I’m going to a small music festival near my old college town next week. I was super pumped to go, get college-level fucked up, and maybe finally capture an Instaworthy Boomerang. Pretending post-grad life doesn’t blow was just a week away. That was until today when I got a Facebook message from an ex telling me that he will also be there and that we should “catch up.” I’m embarrassed AF that I even dated this guy and generally cringe when I think of that period of my life, so no, I would honestly rather play in traffic than catch up with him.
He’s tried to contact me a couple times in the last few months (we broke up over 2 years ago), to which I have either replied with short answers or ignored completely. The guy is so nice, but kind of a loser who is STILL a bouncer at my college bar. If you stand too close to him you can hear the ocean. I really want to avoid running into him fucked up on mushrooms and not-so-casually moonwalking away to dodge a hug, or alternatively, panicking and being really nice to him and then somehow getting bamboozled into making out with him. I know, it’s a 180. Just being honest with myself.
Like the Type A betch that I am, I’ve curated a list of how to handle this:
1. The Enya: buy a paddle for my river floatie so when I see him coming I can sail away.
2. Alchoholism: get so blackout drunk that if I do run into him I won’t remember.
3. Stealth: Wear one of those skin suits all weekend, making it impossible to recognize me. Try to reconnect with me while I’m wearing this:
4. The HBIC: Message him back and tell him to fuck off and please take a hint.

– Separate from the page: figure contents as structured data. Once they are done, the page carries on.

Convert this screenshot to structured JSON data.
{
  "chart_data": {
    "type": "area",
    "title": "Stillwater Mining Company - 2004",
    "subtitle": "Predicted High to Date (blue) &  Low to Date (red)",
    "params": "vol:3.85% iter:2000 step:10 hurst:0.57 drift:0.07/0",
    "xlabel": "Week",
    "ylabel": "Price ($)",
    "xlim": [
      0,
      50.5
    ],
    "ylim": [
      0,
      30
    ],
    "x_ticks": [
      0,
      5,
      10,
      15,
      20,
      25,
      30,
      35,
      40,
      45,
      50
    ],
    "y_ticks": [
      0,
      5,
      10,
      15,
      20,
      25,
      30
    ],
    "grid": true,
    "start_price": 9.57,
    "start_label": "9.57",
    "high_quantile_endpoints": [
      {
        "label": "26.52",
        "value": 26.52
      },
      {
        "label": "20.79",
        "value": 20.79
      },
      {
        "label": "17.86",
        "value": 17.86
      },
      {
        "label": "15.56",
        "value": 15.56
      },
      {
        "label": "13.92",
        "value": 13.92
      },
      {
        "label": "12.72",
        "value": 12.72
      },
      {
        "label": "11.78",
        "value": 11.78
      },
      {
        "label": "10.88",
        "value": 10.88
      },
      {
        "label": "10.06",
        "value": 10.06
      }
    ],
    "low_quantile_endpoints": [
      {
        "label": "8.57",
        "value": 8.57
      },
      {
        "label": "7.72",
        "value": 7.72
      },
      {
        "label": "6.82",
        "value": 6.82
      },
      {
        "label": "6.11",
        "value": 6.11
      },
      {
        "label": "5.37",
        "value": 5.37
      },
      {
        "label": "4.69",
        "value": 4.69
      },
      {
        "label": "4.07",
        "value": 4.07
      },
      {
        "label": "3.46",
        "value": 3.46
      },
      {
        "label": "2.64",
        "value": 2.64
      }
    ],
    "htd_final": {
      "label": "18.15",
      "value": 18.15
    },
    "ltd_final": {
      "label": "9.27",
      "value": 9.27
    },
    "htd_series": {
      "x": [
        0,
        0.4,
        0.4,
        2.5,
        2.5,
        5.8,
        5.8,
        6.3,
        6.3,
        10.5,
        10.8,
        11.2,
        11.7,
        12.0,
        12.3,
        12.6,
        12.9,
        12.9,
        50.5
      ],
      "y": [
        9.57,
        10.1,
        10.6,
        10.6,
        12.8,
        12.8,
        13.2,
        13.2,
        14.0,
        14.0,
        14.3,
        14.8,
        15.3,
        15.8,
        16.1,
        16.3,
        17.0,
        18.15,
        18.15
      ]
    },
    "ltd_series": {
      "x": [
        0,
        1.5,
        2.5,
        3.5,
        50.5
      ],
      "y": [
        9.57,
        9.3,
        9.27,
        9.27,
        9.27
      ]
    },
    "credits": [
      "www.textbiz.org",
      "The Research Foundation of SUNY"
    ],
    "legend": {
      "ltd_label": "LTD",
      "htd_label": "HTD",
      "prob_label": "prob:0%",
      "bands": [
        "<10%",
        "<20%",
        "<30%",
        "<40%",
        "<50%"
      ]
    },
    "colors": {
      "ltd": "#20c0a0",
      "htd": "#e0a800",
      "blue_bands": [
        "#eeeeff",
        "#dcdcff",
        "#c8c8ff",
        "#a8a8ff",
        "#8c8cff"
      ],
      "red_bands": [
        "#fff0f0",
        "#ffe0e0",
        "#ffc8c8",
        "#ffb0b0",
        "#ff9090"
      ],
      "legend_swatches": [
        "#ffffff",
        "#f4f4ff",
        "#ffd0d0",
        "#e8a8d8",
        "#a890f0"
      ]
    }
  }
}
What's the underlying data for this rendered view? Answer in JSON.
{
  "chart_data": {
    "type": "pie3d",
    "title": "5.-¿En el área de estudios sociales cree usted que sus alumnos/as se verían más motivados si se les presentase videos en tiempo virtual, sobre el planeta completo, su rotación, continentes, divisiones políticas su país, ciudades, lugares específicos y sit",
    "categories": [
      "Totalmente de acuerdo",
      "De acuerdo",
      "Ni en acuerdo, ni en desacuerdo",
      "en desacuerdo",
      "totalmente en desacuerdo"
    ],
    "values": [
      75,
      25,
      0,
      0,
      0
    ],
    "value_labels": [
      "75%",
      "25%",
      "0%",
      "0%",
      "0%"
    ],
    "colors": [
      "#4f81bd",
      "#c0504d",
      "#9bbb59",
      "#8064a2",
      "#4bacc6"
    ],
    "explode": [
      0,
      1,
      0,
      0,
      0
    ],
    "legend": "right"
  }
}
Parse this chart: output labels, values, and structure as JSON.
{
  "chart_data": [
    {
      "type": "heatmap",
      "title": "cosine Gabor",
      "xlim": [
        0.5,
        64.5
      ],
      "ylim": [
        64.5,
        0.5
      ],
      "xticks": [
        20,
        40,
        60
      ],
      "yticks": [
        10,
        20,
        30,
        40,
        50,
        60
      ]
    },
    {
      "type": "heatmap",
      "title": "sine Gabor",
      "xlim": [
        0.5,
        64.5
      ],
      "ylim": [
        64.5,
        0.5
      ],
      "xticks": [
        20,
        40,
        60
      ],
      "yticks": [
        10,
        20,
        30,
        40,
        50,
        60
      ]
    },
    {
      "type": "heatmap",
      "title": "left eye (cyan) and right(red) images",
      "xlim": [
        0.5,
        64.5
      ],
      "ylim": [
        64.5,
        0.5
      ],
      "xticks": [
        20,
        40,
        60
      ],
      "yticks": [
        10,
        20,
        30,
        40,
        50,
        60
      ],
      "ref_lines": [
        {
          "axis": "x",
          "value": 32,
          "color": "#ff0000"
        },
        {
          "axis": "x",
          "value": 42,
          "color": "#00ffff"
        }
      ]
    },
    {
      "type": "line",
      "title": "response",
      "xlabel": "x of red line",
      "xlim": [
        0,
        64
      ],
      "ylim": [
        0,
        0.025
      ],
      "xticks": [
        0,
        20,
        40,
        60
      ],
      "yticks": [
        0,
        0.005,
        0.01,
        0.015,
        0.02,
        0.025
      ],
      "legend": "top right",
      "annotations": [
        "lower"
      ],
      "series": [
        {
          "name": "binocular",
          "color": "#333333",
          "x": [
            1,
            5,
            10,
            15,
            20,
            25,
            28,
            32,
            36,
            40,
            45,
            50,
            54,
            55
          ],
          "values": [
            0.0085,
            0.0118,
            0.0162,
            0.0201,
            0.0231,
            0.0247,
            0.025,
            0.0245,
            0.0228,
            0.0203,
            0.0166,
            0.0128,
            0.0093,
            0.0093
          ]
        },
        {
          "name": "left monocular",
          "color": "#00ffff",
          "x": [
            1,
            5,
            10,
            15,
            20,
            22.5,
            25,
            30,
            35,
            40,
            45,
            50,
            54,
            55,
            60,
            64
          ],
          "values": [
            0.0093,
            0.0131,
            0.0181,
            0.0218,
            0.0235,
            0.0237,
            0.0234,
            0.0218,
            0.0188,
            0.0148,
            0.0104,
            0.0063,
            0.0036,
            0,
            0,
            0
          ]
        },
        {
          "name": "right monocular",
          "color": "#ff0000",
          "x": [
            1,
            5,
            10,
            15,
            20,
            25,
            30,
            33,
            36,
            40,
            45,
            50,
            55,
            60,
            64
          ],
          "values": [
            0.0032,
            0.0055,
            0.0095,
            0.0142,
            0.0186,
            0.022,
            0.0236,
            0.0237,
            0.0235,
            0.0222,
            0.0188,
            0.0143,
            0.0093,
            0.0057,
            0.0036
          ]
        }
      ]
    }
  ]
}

Most unfortunately, under my cold, rigid betch exterior lies a person who doesn’t want to hurt a nice guy’s feelings. Not giving a fuck is hard sometimes. What’s a betch to do?
Very Truly Yours,
Moonwalking Away From My Problems
Dear Relentless Betch,
“Relentless” because two emails and a tweet later, I have arrived to
drag you solve your problems. I’m kind of like a bitchy Mother Theresa. Anywho, as much as I thoroughly enjoyed your email (both copies), and as viable as options 2 and 3 are, you’re worrying about a problem that is like, not a problem. Not in the sense that it’s a first world problem and people are dying out on the streets (that, too), but like, in the sense that this is a complete non-issue. Have you ever gone to a music festival? I have gone to more than my parents are comfortable hearing about, and let me tell you, festivals are one of the EASIEST places on Earth to avoid people. No cell reception, check. Crowds of people, check. Large open spaces, check. This is the fucking trifecta of enabling avoidance of people you don’t want to talk to. If your ex texts you, ignore it. Your phone’s either “dead” or “has no service.” Don’t bank on running into him, but if you see him, just do the whole “heyyyyyyy omg how are you???” *checks watch* “Well I gotta run, [Insert act] is about to start.” Then lose yourself in the crowd somewhere he can’t find you.
SO. FUCKING. EASY. Make sure at least 2-3 of your besties are on #ExWatch2K16 at all times and can warn you of an impending approach. We also did an article on our app about how to win running into your ex, so you can like, subscribe and read that. Yes, I am shameless with the promo. Deal.
As for the pre-fest, just don’t answer. Guys are fucking dense and will take any sort of response—even if it’s a hard “fuck off”—as encouragement to keep talking to you, so DON’T DO IT. Seeing as you broke up two fucking years ago and this dude still won’t give it a rest, this guy is obv a special kind of dense. Ignoring is the only way. Incidentally, that’s also my life motto. If you’re worried about feelings (ew), ignoring is the decidedly less bitchy, yet more betchy route than cursing him out. But repeat after me: His feelings are not your problem. But like, when you repeat it to yourself, replace “your” with “my.” You get it. Anywho. I think that about covers it. I will accept payment in the form of festival tickets.